5. Employ Technique Rebuttal
In personal conversations, employ “technique rebuttal” by guiding the other person to introspect on why they hold their beliefs and their level of certainty, rather than using “topic rebuttal” which directly challenges their facts or arguments.
6. Prompt Self-Generated Counter-Arguments
To encourage self-persuasion, ask questions that prompt the person to generate their own counter-arguments or reasons for not holding an even stronger position (e.g., “Why isn’t your confidence 100%?”). This creates internal cognitive dissonance they are motivated to resolve.
7. Identify Persuasion Target
Before employing persuasion, identify the exact target: an attitude, a belief, a value, or a behavior. Different targets require different approaches (e.g., attitudes need focus on underlying feelings/identity, not just facts).
8. Understand Underlying Goals
Understand the underlying goal driving someone’s reasoning. If their goal is social (e.g., group belonging) rather than accuracy, address the social motivation rather than just presenting facts.
9. Uncover Hidden Motivations
Recognize that people may not genuinely know why they hold a certain strong feeling or belief. Instead of directly challenging their stated reasons, help them uncover and articulate hidden motivations and drives behind their position.
10. Tailor to Elaboration Likelihood
Tailor your persuasion approach based on the listener’s likelihood of elaboration. If high, use strong, logical arguments (central route). If low, use peripheral cues like speaker credibility or quantity of arguments.
11. Enhance Elaboration Likelihood
To increase the likelihood of central route processing (focus on merits), enhance the listener’s motivation and ability. This can be done by making the topic personally relevant, reducing cognitive load (e.g., quiet environment, clear message), or highlighting potential social implications.
12. Leverage Assimilation & Accommodation
When introducing new concepts, build upon existing understanding (assimilation) by using familiar examples or analogies. For deeper, more profound change (accommodation), help the person see that not updating their model is riskier than updating it.

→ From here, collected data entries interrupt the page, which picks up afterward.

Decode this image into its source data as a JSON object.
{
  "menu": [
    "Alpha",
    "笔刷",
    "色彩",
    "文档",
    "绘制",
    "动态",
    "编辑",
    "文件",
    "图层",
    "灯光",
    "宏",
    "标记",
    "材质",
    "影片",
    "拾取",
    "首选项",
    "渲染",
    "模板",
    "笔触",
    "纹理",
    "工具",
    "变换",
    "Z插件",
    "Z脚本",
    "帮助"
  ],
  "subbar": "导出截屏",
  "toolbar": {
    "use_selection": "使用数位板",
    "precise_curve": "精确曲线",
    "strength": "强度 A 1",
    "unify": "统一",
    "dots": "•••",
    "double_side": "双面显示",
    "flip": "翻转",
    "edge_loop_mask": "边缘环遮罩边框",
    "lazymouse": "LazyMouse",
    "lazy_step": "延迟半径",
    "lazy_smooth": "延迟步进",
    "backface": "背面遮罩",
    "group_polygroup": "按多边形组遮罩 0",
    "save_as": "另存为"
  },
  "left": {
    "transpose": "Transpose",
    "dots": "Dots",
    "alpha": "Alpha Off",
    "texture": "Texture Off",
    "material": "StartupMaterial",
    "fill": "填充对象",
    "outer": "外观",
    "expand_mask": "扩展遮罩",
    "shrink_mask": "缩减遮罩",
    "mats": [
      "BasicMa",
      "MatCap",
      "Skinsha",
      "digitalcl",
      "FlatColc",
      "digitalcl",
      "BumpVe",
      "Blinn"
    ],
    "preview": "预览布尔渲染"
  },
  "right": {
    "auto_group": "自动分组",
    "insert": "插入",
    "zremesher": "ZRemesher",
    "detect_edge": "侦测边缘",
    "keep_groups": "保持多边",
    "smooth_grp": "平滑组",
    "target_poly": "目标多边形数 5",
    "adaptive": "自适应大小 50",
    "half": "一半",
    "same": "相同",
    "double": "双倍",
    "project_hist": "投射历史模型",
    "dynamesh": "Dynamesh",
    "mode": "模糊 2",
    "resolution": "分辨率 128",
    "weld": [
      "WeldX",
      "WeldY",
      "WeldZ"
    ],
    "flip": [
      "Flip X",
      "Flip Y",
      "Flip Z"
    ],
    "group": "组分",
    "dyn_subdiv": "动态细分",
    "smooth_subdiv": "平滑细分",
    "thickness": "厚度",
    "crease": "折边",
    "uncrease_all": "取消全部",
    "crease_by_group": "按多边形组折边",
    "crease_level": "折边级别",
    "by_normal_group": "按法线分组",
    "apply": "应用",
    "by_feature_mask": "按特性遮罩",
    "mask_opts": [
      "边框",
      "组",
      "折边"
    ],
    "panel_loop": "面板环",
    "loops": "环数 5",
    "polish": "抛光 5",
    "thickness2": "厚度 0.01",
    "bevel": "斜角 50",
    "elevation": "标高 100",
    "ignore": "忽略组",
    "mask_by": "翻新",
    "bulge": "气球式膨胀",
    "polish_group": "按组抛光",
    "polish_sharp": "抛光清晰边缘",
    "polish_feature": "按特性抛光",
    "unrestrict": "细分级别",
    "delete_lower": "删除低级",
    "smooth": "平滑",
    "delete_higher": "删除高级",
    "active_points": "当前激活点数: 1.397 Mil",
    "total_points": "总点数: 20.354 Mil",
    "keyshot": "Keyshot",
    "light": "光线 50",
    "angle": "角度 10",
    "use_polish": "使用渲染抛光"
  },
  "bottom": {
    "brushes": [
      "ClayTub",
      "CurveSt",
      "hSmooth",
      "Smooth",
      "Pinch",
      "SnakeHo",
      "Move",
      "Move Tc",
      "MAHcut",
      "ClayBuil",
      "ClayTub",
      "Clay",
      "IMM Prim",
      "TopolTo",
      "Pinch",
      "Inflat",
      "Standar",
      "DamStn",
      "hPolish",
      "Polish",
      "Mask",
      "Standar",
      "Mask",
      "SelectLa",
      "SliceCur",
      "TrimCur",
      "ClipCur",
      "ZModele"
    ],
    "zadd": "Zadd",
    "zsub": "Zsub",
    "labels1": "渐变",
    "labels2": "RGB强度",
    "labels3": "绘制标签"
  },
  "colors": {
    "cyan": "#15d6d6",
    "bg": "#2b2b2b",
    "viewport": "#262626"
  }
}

13. Acknowledge Affective Tipping Point
While there’s an “affective tipping point” where evidence becomes overwhelming, be aware that people actively control their information intake to avoid reaching it. Direct evidence alone may not be sufficient if they can filter it out.
14. Confirm Claims & Definitions
For fact-based issues, clearly state and confirm the other person’s claim by repeating it back, and clarify their definitions, using their terminology, to ensure mutual understanding.
15. Rate Confidence Level
Ask the person to rate their confidence level (e.g., 0-100%) in their claim. This prompts metacognition and sets the stage for exploring the basis of their certainty.
16. Explore Reasons for Confidence
After establishing a confidence level, ask why they hold that specific level of confidence and what methods they used to arrive at their reasons. This encourages deeper introspection into their reasoning process.
17. Use “Why Does That Number Feel Right?”
For attitude-based issues, ask for a strength rating (1-10), then present a relevant story or ad. Afterward, re-ask the rating and, crucially, “Why does that number feel right to you?” to prompt emotional and value-based introspection.
18. Explore Origins of Beliefs
Encourage reflection on the origins of their beliefs or attitudes by asking questions like, “Was there a time in your life before you felt that way?” This helps uncover underlying motivations and historical context.